# Passage Planning: San Francisco to San Diego



## serenity440 (Aug 22, 2010)

Greetings!

I am planning a passage from SF Bay down to Catalina and probably on to San Diego. Not long ago I made the passage from Seattle to San Francisco but this will be my first run down the southern part of California. I was hoping to ask some questions, get some tips and maybe create some interesting discussion.

Question 1:

I may be single-handing and would like to figure the most optimal way to break the voyage up into single days where possible. It seems that is a challenge between Monterey Bay and San Luis Obispo. Is there any hope for an anchorage somewhere in the middle?

Basically looking at day 1 to Half Moon Bay, 2 to Monterey Bay, 3 to San Luis Obispo (unless there is some sanctuary between that I am yet away of), 4 to Pt. Conception and then from there just puddle jumps.

Question 2:

Is it worth hitting up all the harbors in Monterey Bay (i.e. Santa Cruz, Moss Landing and Monterey)? I can make this trip as casual as I like and would like to experience the best parts of the coast as I cruise down. I am also looking for a live aboard slip anywhere south of SF so want to check out all marinas along the way.

Question 3:

I have heard that there is decent anchorage just around Pt. Conception...Can anyone provide coordinates to the ideal spot? I understand this is the area where weather can be tricky and would like to be as prepared as possible. Plan to stop before continuing to Santa Barbara.

Final General Question:

Any tips or tricks along the way? Anything I need to watch out for or be made aware of? Charts are one thing but those with experience probably have a lot to add 

Thanks for your time and happy sailing.

Cheers!


----------



## svHyLyte (Nov 13, 2008)

I would suggest you go SF to Half Moon Bay; Half Moon Bay to Stillwater Cove in the northeast corner of Carmel Bay below the Pebble Beach Golf Course (or Monterey in the unlikely event that the winds/swells are not out of the Northwest); Stillwater Cove to San Simeon Bay (75 miles or so) where there is a very good anchorage in the northwest corner under the bluffs; then San Simeon to Port San Luis (roughly another 50 miles) where there is an excellent anchorage and a very good restaurant (the Old Port Inn) on the pier; and from there down and around Pt. Conception. In theory one could round Conception and than angle back north into Cojo Bay (about 75 miles from Port San Luis) but I can't imagine that when one can zoom on down to Santa Cruz and tuck into one of the anchorages on the south coast. From there to Cat Harbor on Catalina is another straight shot, about 75 miles or so and so long as you don't bang into Santa Barbara Island pretty hazard free.

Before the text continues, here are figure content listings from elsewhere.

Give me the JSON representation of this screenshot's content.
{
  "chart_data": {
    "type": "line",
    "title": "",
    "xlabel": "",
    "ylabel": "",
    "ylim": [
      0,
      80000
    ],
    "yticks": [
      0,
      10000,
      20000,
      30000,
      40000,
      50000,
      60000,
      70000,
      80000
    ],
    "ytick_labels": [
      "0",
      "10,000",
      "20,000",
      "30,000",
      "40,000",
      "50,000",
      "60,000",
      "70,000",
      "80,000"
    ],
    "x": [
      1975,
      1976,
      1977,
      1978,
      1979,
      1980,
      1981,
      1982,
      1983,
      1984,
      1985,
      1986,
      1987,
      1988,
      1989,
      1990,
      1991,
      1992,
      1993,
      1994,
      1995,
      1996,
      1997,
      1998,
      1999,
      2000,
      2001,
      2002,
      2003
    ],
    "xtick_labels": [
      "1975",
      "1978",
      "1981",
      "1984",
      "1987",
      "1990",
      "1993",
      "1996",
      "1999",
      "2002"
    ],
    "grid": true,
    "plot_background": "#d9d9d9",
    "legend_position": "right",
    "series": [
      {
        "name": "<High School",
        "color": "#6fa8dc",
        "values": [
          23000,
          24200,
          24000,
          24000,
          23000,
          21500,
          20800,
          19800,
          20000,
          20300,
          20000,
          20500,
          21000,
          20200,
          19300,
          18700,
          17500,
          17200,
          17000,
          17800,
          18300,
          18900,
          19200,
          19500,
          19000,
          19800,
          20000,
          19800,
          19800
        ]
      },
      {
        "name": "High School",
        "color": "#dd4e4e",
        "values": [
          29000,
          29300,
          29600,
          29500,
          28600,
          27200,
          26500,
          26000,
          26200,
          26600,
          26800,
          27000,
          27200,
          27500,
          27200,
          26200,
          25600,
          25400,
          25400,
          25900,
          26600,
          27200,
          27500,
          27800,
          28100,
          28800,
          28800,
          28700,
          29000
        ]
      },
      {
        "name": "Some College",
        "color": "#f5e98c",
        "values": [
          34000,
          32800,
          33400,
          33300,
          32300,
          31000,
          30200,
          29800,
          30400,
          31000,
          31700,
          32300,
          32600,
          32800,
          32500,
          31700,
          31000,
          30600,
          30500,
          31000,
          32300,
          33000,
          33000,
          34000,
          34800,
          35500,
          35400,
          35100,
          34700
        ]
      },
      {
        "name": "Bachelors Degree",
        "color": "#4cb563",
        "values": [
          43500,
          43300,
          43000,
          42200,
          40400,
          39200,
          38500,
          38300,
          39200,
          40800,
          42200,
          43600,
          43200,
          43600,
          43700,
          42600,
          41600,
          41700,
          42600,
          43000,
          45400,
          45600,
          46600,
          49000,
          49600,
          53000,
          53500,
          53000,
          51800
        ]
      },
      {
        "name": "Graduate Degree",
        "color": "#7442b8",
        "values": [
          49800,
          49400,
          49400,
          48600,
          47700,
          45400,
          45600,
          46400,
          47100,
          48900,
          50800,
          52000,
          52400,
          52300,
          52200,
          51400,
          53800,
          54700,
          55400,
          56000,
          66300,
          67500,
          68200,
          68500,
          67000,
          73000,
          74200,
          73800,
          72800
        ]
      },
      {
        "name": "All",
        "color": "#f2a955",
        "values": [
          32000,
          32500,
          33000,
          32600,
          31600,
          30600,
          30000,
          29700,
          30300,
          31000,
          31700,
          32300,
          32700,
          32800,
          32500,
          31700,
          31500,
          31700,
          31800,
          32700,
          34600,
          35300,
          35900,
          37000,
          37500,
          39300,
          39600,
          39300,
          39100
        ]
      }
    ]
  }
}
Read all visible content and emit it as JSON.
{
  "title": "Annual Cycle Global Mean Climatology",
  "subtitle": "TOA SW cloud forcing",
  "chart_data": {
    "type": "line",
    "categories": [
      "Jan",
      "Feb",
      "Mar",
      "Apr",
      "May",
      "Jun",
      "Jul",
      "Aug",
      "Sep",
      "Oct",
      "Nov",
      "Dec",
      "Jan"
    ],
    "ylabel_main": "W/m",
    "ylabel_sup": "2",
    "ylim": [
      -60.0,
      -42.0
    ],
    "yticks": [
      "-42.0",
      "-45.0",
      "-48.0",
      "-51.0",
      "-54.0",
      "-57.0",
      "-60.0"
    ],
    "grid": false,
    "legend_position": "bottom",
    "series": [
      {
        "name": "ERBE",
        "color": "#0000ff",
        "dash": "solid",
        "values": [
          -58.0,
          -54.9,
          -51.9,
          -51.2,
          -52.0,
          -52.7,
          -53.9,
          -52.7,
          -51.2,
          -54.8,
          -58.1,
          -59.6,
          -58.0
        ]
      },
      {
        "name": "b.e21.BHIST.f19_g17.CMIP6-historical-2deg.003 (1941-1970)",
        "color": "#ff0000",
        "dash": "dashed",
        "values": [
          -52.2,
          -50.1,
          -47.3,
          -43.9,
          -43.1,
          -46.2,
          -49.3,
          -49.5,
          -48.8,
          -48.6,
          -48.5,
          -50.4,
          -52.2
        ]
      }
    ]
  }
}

In the foregoing you could skip San Simeon and try Morro Bay but that can be a problematic entry and unless you hit it right, there can be breaking waves over the bar. I'm not sure why one would bother.

For more details of the foregoing route/anchorages, click over to ActiveCaptain.com, register (it's free) and check out the "Interactive Cruising Guidebook"

FWIW...


----------



## GeorgeB (Dec 30, 2004)

How fast/robust your boat is and your level of seamanship will determine your routing down the coast. How did you do the Seattle – San Francisco leg? Your next leg will be more of the same. Stillwater is small, lots of kelp and not very good holding. If you don’t want to do Monterey, go all the way around the point and anchor off of Carmel. Still a lot of kelp but larger patches of sand to hook into. There is not a real harbor of refuge between Monterey and Morrow Bay and we usually do this as an overnight. San Simeon is hardly a cove and very exposed to a South swell. I prefer Morrow to San Luis Obispo(SLO)as it doesn’t take you very far from your route. If it is breaking at the entrance at Morrow, you really don’t want to anchor at SLO. Both are problematic in a Southerly which fortunately, is mainly a winter wind pattern. Cojo is hardly a cove at all and is situated just a few miles east of Pt. Conception. People will wait there for a window to round Conception going North. Heading South, you will be going with the prevailing winds so there is no reason to stop. Once you round the point the wind shuts down pretty dramatically. And it will be almost dead by the time you pass the first oil platform. From then on it usually is a motor to Santa Barbara. This leg is mostly a Marine Sanctuary, so unless you swing way out to sea, you won’t have much shipping to contend with, mostly fellow yachties, fishermen and the occasional tug and tow. On the other hand, it is a rocky lee shore all the way down, the wind is usually in the twenties to thirties and amazingly cold at night even in the summertime. You may experience periods of fog of varying densities. Other than that, piece of cake. I also hear that Smackdaddy is looking to more challenging trips, perhaps…


----------